While he is likely to be chosen to run again, it’s not a given. On Sunday evening, SPD co-leader Lars Klingbeil, somewhat ominously, said: “We have things to clarify in the coming weeks.”
By comparison, its main rival, the centre-right Christian Democratic Union (CDU), has united around party chairman Friedrich Merz as its lead candidate.
With a 20-point lead on the SPD, at this point the next federal election is the Merz CDU’s to lose. But a lot can happen between now and poll day.
Further migration-security shocks could boost still further the far-right Alternative for Germany (AfD). At 20 per cent nationally, still short of the 30 per cent-plus it scored in September’s three state elections, it is still five points ahead of the SPD nationally.

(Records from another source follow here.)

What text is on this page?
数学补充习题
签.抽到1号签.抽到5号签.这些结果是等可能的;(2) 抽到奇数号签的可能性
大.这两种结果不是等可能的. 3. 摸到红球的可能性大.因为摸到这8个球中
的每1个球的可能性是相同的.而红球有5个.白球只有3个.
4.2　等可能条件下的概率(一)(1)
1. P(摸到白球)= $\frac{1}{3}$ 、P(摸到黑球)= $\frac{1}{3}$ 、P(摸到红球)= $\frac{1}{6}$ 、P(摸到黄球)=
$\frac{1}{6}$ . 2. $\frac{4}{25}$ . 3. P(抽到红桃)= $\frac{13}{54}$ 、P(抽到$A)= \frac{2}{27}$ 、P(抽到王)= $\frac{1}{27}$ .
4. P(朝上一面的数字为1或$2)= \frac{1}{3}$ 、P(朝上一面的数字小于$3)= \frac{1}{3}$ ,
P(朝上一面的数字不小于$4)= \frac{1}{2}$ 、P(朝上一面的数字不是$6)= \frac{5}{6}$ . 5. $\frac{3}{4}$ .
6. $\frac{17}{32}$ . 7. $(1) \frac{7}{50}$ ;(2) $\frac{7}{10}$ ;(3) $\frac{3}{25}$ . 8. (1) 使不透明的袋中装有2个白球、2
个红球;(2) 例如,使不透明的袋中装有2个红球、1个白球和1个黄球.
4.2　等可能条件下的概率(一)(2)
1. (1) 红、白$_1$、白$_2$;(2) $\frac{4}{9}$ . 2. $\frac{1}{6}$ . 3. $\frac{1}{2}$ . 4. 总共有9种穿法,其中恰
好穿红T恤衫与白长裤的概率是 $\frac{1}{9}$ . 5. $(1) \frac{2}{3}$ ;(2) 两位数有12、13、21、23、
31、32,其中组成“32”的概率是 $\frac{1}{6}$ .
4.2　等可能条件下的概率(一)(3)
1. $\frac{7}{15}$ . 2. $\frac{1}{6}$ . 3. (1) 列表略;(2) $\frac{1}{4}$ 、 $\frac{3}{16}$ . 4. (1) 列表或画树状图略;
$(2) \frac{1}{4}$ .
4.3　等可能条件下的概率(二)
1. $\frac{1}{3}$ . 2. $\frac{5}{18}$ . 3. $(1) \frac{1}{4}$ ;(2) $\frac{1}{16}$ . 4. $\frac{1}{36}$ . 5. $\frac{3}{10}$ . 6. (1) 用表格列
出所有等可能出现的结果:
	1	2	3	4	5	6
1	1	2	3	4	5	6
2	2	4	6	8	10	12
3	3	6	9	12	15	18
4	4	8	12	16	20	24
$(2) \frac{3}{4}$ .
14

The other wild card is the new left-conservative populist BSW alliance around Sahra Wagenknecht, with double-digit support in three state elections and, for the first time last week, in federal polls.
“With these state elections, eastern Germany became a kind of a political laboratory for the whole country,” said Dr Albrecht von Lucke, editor of the Blätter political journal. “The huge difficulties forming coalitions we’re seeing in eastern states is a preview of even more complicated time ahead at federal level in Berlin.”
Both Scholz allies in Berlin, Greens and liberal Free Democrats (FDP), exited the Brandenburg state parliament. On Monday, influential FDP deputy leader Wolfgang Kubicki warned: “Unless we succeed in finding a sensible common denominator in the next 14 days or three weeks, it makes no sense for the FDP to continue in this coalition.”
Win or lose for his SPD, a lively autumn looms for Scholz and German politics.